Entries in this list are governed with respect to their relevant succession laws, whether hereditary or elective. Prominent and reliably sourced claims made on a person's behalf are included regardless of whether that person stakes an active claim, provided that the person possesses a legitimate link to the line of succession. Claimants with no kinship to the dynasty, often distinguished as "false pretenders", are not listed.

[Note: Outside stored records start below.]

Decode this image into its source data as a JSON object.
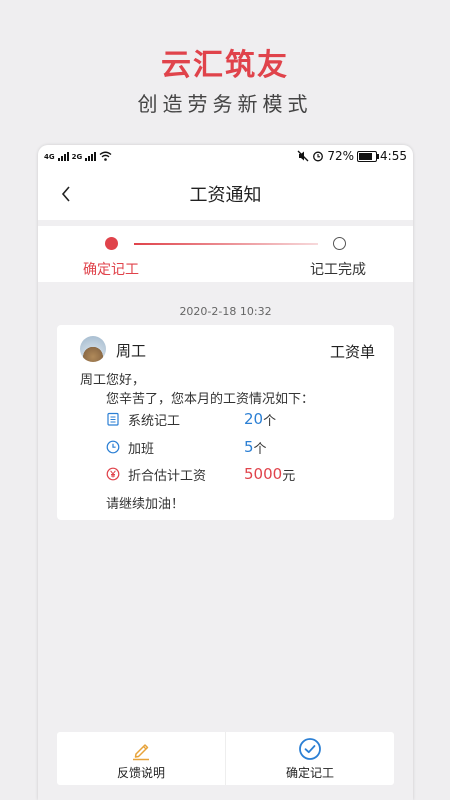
{
  "promo": {
    "title": "云汇筑友",
    "subtitle": "创造劳务新模式"
  },
  "status_bar": {
    "network_1": "4G",
    "network_2": "2G",
    "battery_percent": "72%",
    "time": "4:55"
  },
  "header": {
    "title": "工资通知"
  },
  "steps": [
    {
      "label": "确定记工",
      "state": "active"
    },
    {
      "label": "记工完成",
      "state": "pending"
    }
  ],
  "message": {
    "timestamp": "2020-2-18   10:32",
    "sender": "周工",
    "type": "工资单",
    "greeting": "周工您好，",
    "intro": "您辛苦了，您本月的工资情况如下：",
    "rows": [
      {
        "icon": "clipboard-icon",
        "label": "系统记工",
        "value": "20",
        "unit": "个"
      },
      {
        "icon": "clock-icon",
        "label": "加班",
        "value": "5",
        "unit": "个"
      },
      {
        "icon": "yen-icon",
        "label": "折合估计工资",
        "value": "5000",
        "unit": "元"
      }
    ],
    "closing": "请继续加油！"
  },
  "actions": {
    "feedback_label": "反馈说明",
    "confirm_label": "确定记工"
  },
  "colors": {
    "accent": "#e0434b",
    "blue": "#2b7fd4",
    "feedback_icon": "#e7a33a"
  }
}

A realm that was never diplomatically recognized by any state, is the Kingdom of Araucanía and Patagonia, a short-lived attempt at establishing a constitutional monarchy during the 19th Century. It claimed the far southern stretches of South America where the native Mapuche were fighting to maintain their sovereignty against the advancing Argentine and Chilean forces. In 1860, the Frenchman Orélie-Antoine de Tounens convinced the Mapuche chiefs that they would be better served in negotiations with the surrounding powers by a European leader, and he was elected "king" over a loosely governed confederation of tribes. The proclaimed kingdom never exercised more than a marginal de facto sovereignty over a small area in present-day Chile, around a Mapuche town or tent camp called Perquenco. The efforts by Tounens to gain international recognition prompted an invasion by Chile, worried by the possibility of the establishment of a French protectorate in Araucania. The Chilean invasion resulted in Tounens' capture and deportation. The last pretender is Jean-Michel Parasiliti di Para, since January 9, 2014.